Dr Fu-Kuo Liu, Director of the Taiwan Center for Security Studies, tells me that, while politically the country is divided between those that see the DPP as sticking up to the Chinese bully and those that see its behaviour as antagonistic, most of the people in Taiwan want to maintain the status quo. Most do not accept the inevitability of conflict and accept the idea that, ultimately, some sort of dialogue with China is prudent. In this context every action and every policy becomes more of a balancing act, a delicate dance between two bellicose superpowers. Liu encourages European countries to engage with Taiwan, but to do so responsibly, not provoking Chinese ire, especially if there is no intent to offer material support in the event of future escalation. 

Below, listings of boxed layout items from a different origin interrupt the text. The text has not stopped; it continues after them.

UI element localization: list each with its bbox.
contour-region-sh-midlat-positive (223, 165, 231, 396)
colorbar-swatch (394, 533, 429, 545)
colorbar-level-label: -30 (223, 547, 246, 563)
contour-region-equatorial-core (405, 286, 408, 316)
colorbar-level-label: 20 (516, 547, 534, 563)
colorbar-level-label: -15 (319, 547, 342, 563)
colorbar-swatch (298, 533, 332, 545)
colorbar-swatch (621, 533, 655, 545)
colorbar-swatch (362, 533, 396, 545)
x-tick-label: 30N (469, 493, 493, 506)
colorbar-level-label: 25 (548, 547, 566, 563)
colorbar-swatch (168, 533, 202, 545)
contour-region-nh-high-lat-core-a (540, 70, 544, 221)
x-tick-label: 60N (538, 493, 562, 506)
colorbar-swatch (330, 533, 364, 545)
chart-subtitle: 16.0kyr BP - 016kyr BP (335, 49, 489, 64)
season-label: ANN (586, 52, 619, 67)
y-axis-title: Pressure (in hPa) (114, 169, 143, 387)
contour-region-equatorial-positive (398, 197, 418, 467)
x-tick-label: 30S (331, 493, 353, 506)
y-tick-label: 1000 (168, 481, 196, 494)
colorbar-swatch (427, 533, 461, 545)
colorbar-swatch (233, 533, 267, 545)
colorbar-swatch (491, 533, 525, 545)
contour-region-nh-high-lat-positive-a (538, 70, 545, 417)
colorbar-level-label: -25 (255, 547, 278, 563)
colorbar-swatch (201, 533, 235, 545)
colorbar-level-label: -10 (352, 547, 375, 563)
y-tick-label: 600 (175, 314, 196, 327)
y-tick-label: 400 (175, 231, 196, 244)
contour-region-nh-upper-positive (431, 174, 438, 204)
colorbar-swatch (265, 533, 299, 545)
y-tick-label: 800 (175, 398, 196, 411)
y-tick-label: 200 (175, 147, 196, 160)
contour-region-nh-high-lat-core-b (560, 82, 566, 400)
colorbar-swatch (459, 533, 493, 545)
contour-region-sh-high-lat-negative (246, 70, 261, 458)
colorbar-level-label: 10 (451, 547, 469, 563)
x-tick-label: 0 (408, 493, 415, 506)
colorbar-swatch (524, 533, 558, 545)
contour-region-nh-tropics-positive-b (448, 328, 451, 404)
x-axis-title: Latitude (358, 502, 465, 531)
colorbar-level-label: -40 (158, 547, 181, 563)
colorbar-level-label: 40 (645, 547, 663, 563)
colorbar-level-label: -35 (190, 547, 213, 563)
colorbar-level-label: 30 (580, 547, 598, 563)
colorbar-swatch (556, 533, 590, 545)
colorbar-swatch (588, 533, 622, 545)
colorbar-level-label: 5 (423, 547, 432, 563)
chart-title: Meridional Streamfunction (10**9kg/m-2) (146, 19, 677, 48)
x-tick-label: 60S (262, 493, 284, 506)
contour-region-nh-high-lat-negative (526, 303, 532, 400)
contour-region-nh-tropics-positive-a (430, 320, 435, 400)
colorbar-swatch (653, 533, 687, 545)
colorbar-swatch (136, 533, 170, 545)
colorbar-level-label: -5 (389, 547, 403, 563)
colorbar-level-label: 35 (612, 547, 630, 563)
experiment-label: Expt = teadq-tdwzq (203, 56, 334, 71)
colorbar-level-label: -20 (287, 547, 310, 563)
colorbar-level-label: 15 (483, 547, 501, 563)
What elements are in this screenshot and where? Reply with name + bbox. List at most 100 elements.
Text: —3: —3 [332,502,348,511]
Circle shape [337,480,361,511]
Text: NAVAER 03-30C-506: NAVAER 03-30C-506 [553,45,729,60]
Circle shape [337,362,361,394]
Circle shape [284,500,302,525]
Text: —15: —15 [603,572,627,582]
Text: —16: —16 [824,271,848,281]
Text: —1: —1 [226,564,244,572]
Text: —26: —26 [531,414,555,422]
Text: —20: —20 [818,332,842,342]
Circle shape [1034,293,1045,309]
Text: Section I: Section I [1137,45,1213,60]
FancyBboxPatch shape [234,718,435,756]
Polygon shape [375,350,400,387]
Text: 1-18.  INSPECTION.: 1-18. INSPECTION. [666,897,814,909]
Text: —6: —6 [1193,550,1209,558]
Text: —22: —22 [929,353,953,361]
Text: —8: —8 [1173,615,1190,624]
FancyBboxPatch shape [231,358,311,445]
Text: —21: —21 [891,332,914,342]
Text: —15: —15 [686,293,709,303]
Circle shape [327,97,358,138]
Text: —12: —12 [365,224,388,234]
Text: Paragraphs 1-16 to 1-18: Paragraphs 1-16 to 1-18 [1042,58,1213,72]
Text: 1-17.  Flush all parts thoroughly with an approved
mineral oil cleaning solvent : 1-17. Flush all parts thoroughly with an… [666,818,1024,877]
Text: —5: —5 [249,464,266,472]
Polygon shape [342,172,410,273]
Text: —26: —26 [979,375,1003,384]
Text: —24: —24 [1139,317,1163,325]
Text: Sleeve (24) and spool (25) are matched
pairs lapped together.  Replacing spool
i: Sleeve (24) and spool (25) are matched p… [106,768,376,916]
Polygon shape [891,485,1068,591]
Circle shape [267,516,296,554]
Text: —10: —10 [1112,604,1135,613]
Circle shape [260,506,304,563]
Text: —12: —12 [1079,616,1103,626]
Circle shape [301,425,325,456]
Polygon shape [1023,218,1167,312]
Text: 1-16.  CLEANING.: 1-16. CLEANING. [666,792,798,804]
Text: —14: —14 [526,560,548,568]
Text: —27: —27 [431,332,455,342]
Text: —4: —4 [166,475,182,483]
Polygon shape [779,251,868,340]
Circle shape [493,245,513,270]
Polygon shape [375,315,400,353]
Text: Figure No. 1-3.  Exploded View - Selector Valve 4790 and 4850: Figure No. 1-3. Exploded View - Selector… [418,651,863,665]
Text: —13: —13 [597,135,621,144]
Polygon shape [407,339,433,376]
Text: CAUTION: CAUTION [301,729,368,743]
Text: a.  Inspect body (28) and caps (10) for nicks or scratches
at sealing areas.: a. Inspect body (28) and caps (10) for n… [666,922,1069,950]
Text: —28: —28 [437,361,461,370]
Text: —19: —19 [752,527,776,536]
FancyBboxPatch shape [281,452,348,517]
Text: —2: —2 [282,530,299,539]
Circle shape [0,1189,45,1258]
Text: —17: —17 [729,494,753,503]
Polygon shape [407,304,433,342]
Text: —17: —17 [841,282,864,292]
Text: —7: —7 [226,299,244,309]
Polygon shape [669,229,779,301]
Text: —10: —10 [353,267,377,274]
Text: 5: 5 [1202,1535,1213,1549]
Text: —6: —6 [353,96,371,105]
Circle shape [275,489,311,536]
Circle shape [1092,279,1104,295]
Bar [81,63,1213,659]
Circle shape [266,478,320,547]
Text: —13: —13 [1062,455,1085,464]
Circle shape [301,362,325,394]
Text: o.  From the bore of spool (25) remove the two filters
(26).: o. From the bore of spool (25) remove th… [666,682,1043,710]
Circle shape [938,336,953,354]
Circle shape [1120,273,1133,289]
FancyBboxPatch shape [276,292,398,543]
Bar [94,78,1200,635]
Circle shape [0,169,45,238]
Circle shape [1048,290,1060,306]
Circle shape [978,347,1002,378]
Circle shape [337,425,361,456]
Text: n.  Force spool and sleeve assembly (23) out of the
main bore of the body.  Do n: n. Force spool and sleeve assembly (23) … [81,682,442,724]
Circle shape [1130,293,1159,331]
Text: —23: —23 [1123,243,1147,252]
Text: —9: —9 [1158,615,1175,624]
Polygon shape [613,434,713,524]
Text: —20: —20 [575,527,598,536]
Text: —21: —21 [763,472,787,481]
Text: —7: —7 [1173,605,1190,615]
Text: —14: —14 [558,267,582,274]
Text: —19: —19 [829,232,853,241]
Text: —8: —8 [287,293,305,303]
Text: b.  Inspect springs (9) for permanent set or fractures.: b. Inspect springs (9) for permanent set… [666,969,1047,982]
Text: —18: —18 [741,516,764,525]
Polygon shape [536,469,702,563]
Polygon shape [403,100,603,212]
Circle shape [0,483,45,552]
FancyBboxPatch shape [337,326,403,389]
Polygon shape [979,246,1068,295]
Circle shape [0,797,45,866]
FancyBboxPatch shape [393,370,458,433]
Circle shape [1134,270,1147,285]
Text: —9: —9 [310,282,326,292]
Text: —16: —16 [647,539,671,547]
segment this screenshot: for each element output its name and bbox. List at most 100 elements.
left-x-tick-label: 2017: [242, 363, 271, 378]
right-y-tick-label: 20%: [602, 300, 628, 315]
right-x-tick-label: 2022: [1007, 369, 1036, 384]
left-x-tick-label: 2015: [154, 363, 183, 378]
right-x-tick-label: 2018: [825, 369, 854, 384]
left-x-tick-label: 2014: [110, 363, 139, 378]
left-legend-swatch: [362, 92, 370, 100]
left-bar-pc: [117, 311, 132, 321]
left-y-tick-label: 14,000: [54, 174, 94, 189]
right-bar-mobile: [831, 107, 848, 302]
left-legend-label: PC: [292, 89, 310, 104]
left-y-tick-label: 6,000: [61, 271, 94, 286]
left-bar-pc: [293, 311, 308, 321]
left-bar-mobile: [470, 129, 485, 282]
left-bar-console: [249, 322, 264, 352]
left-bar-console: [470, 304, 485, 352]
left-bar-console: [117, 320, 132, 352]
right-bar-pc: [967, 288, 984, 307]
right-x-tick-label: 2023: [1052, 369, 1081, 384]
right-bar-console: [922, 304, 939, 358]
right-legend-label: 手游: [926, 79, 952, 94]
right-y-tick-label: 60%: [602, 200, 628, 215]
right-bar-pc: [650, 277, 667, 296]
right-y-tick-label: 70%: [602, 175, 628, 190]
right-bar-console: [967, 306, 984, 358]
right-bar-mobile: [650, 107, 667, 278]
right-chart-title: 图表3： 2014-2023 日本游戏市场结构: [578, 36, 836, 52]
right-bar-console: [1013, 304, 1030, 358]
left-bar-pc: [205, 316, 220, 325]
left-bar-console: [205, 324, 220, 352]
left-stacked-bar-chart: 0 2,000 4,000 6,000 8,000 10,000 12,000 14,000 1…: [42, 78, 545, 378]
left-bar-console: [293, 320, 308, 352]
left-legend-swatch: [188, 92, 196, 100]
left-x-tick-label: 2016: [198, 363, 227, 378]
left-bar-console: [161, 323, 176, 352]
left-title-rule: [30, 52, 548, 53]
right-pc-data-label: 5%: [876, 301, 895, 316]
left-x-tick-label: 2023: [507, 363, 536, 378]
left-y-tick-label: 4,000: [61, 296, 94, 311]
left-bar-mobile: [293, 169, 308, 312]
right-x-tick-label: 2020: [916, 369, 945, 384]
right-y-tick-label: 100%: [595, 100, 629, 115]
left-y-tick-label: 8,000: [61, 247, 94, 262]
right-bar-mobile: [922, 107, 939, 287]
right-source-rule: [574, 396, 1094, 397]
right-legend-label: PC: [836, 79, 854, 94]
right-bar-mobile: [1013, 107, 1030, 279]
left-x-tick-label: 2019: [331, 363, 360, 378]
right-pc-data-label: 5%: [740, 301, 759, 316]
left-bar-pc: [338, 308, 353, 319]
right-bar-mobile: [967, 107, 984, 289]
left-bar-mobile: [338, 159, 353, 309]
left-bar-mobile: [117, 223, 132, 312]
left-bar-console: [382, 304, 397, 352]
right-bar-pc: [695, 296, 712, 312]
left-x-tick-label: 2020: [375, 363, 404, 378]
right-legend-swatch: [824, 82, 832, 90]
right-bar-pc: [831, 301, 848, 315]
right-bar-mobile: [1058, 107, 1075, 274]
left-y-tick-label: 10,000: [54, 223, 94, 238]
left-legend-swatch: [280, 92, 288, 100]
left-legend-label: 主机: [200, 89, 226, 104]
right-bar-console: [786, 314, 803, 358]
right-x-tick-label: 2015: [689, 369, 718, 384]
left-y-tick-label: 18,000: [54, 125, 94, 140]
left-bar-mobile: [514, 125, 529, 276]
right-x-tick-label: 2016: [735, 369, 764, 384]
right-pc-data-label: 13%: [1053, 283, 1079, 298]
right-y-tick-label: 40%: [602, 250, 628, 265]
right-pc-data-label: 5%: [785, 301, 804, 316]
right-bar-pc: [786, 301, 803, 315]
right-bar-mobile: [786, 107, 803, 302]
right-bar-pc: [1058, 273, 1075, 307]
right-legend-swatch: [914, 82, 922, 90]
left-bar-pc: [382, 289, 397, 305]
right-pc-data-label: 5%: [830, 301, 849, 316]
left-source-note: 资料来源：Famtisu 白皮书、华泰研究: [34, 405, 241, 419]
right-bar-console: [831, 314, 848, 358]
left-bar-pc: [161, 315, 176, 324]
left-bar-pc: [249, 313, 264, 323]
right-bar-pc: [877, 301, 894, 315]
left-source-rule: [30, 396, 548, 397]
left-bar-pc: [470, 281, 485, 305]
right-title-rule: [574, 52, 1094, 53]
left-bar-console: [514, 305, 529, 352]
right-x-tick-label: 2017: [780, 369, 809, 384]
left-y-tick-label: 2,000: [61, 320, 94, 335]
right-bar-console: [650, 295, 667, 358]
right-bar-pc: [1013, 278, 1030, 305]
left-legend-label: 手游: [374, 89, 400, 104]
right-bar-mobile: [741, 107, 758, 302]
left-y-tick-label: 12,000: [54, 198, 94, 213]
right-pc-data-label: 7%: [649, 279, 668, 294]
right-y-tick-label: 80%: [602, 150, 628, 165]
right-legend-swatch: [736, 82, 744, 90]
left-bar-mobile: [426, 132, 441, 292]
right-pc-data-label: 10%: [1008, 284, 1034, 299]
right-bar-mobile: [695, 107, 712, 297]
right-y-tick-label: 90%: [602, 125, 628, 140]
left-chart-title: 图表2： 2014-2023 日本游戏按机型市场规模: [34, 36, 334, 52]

As China increasingly doubts US sincerity, Europe has an important diplomatic role in preventing competition from developing into conflict and ensuring the survival of Taiwan’s democracy. But Europe’s role could be compromised by the need for trade-offs with Beijing in exchange for China pushing Putin towards a resolution in Ukraine. 

Polls have Lai in the lead, but if Ko and Hou join forces they could win. China will likely be doing more than just watching closely – these elections could be the most targeted from misinformation in history. If the DPP is ousted there could be a temporary easing of tensions. However China will continue to build-up its military and the US will continue to resist China’s rise. Taiwan’s presidents in waiting all promise peace, but, regardless of their approach, this may not be within their power to deliver. 

While reason dictates that the cost of military action outweighs the gain for Xi, the lesson the international community can take from the war in Ukraine is that reason does not always win. For Putin it was intolerable to watch Ukraine, the ancestral home of the Kievan Rus people, the Norse forefathers of modern-day Russians and the home of the Black Sea Fleet, inch closer to Nato, to liberalism and to a new social and political openness. Likewise, the continued existence of the Republic of China, in exile just 100 miles off the Chinese coast, is an infuriating reminder that the communist victory in the civil war is not yet complete. For Putin, bringing Ukrainian territories under Russian control was to be his legacy. For Xi, Taiwan has a similar emotional pull. As he considers his legacy, passion could well trump reason.